Nobody is ignorant anymore. We all know what this shit does, so anybody who takes that first hit, a dumbass

shit you just described me
desu i feel like OP but with weed. I know it's ridiculous comparison but my brain has been rewired to seek weed for that fix. I know it. I can notice it. My thought patterns, my rationalizations and everything.
I am on day 2 of no weed and it's just a slippery slope. Today i opened my gate and saw a dude with tattoos running from the rain, the moment i saw him i knew he smoked pot and offered him to stay under my tree so he could protect from the rain and then started chatting him up until he was asking for my whatsapp and telling me that he is going to lit a skunk for me.
Then i realized how fucked i am. I did this on auto pilot mode
holy shit
> I eventually forgot how to socialize entirely. I used to have a witty sense of humor and could make anyone laugh. Yeah, that went away. I'd be content with sitting in silence with my friends until they got bored and went home

>how i functioned before i started smoking
damn dude this hit too close home

>>still using the muh personal responsibility argument
Lets just report these retards.


Or laugh at them dying in ditches.

Do you realize how much weed you get per plant? Also tolerance breaks are easy.

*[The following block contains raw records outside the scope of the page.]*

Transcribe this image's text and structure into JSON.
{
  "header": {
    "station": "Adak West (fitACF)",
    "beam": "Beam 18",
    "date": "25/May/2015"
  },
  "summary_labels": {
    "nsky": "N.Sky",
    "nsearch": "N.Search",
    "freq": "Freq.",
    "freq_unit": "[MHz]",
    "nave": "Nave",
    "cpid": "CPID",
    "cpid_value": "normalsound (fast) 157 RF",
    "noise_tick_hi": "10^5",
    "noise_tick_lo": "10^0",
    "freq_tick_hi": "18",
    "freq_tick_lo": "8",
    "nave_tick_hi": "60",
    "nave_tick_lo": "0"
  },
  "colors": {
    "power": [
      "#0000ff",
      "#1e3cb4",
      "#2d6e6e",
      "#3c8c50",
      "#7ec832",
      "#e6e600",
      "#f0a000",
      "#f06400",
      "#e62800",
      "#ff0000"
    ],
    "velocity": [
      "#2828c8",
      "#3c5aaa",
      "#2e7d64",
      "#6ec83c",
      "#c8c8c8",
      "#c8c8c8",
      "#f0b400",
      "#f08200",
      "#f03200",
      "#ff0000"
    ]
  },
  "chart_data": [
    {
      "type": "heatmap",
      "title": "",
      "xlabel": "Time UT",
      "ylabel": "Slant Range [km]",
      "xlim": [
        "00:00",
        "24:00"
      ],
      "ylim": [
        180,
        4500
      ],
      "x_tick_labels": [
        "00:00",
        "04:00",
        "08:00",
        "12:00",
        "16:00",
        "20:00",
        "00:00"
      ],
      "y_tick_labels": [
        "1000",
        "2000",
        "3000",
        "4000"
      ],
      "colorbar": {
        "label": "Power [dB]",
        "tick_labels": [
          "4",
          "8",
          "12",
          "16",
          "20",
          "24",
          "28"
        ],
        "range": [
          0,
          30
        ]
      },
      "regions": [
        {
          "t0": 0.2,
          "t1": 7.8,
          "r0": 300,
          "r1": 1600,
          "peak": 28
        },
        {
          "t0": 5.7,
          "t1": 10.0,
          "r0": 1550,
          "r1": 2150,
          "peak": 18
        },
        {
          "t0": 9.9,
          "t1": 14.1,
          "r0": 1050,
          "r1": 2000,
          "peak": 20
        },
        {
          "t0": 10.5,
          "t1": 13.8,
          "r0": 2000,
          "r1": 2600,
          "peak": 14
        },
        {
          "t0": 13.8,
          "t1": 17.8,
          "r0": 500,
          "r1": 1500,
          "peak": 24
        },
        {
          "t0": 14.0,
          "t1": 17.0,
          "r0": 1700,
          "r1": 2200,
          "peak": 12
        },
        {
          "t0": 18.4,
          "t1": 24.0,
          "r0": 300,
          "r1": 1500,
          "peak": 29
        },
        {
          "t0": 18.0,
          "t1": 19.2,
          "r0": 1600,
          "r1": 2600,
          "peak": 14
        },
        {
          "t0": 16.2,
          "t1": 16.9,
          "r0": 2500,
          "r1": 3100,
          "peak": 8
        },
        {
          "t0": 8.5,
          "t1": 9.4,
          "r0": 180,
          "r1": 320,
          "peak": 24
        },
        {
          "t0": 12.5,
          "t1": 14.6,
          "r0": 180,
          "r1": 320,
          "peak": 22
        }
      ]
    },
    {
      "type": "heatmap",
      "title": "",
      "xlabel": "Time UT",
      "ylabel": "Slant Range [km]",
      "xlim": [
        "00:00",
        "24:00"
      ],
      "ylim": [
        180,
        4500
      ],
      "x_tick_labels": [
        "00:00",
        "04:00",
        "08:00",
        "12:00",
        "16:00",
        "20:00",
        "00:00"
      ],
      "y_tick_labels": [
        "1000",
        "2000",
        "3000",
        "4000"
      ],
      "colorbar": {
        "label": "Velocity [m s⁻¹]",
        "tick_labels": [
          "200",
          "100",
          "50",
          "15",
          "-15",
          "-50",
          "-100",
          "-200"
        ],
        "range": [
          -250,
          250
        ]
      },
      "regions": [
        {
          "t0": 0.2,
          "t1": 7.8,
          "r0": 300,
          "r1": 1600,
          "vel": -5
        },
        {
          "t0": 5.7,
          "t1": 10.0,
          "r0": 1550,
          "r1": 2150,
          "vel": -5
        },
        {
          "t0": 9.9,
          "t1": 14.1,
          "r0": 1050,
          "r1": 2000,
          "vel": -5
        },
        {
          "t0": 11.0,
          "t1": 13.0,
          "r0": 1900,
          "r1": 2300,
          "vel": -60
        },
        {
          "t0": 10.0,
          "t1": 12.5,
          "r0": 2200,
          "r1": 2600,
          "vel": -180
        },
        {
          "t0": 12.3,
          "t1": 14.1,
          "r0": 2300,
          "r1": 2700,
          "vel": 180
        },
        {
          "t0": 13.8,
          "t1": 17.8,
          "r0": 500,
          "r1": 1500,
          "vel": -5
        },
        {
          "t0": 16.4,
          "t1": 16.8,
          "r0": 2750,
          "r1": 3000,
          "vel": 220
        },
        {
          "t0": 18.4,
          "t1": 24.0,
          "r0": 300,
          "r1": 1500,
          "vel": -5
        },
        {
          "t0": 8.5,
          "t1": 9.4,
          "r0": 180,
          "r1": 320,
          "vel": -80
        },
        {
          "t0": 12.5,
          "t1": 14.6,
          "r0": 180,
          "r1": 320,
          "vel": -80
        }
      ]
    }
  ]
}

it's funny you say that friendo, that's LITERALLY exactly what I did. Like, a week between last whack and first pin. Worked wonders man, once you start investing in yourself, you'll be so afraid of going backwards.

On that note, watch out, you'll end up neurotic, but you wont be using heroin.

it's fun watching your veins compensate. On my left arm, I have two giant thick veins going up my bicep because the mainline has that much scar tissue it doesn't work properly.

Kinda depressing, but testament to the body's ability to adapt.

You got this friend.

me again; do you smoke weed? I do, it helps stave cravings, but now I have my own can of worms with the weed.

At my rate of daily consumption I smoke about a quarter oz (7 grams) a fucking month. The only way I could smoke a gram a day would be if I didn't have to work, go to class, or have any other responsibilities.